Labor is in heavy demand but what nascent indication of wage inflation that had been appearing may now have vanished. Does this mean that 4.1 percent unemployment, a rate just recently thought to be far in excess of full employment, is not full employment at all? If so, then businesses can continue to find candidates to meet their rising order books and with this, corporate profits can climb without being syphoned off by increasing wages. If not, however, if candidates are in fact about to grow scare and if employers begin to raise their offers, wages could begin to move higher and fast.
Nonfarm payrolls rose an outsized 313,00 in February to beat consensus estimates by a wide margin.
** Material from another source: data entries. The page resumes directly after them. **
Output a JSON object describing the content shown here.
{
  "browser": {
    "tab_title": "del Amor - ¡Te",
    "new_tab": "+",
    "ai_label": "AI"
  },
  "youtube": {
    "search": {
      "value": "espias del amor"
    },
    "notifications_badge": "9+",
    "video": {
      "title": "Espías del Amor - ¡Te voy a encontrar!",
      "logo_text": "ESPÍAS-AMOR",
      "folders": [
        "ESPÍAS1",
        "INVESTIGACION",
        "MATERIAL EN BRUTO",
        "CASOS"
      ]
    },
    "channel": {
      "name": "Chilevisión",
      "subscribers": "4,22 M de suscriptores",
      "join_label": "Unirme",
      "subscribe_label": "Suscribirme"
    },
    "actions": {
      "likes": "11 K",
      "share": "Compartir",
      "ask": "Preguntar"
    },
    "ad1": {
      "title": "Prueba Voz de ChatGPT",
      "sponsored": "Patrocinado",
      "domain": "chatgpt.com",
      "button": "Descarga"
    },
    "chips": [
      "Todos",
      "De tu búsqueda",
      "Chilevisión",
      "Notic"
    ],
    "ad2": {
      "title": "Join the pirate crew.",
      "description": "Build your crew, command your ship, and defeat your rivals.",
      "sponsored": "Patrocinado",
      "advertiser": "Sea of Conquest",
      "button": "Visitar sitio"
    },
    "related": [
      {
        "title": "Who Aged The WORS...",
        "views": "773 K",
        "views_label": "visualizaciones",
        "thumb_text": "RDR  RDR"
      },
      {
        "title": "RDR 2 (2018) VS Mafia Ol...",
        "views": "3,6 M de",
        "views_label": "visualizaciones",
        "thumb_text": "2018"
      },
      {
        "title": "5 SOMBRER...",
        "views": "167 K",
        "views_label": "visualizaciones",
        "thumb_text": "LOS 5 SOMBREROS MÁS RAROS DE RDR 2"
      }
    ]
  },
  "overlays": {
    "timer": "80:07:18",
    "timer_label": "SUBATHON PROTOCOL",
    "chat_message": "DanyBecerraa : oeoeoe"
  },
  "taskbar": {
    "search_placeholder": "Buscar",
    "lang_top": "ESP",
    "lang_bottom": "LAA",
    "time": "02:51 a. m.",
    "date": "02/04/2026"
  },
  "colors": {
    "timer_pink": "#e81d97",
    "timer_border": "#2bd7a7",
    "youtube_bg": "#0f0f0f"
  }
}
The month’s gain is one of the very largest of the post-2009 expansion in strength underscored by upward revisions to prior months totaling 54,000. Demand for professional and business services was especially strong in February with the temporary help subcomponent spiking 27,000 in a tangible indication that employers may now be scrambling to fill positions as quickly as they can and however they can.
Retail also showed strength, up 50,000 in February, as did government with a payroll gain of 26,000. The gains failed to lower the unemployment rate as discouraged workers came back in force and were quickly absorbed, lifting the labor force participation rate by a sharp 3 tenths to 67.0 percent which matches its best reading of the last four years.
Despite all this strength, the monthly increase in average hourly earnings actually came in below expectations at only 0.15 percent with average monthly gain over in hourly earnings at 0.22 percent. February’s result, judging by Friday’s stock-market reaction, seems to have made a distant memory of the uncomfortable gains of 0.38 percent in December and 0.45 percent in September or even the 0.26 percent result of January.
But it wasn’t the monthly gain that caused all the fuss back in January it was the year-on-year rate, at a 2.9 percent initial reading which triggered the massive wobble in the stock market. In February this rate came in very soft, 3 tenths below the Street’s consensus at 2.6 percent with January revised 1 tenth lower to a less intense 2.8 percent. The graph below compares Average Hourly Earnings, YoY percentage change against the Federal Reserve’s central inflation target, the core PCE price index which has been struggling back toward the Fed’s 2 percent goal. Indications of what to expect for core PCE in February will be part of the coming week’s economic data specifically the core CPI price index on Tuesday.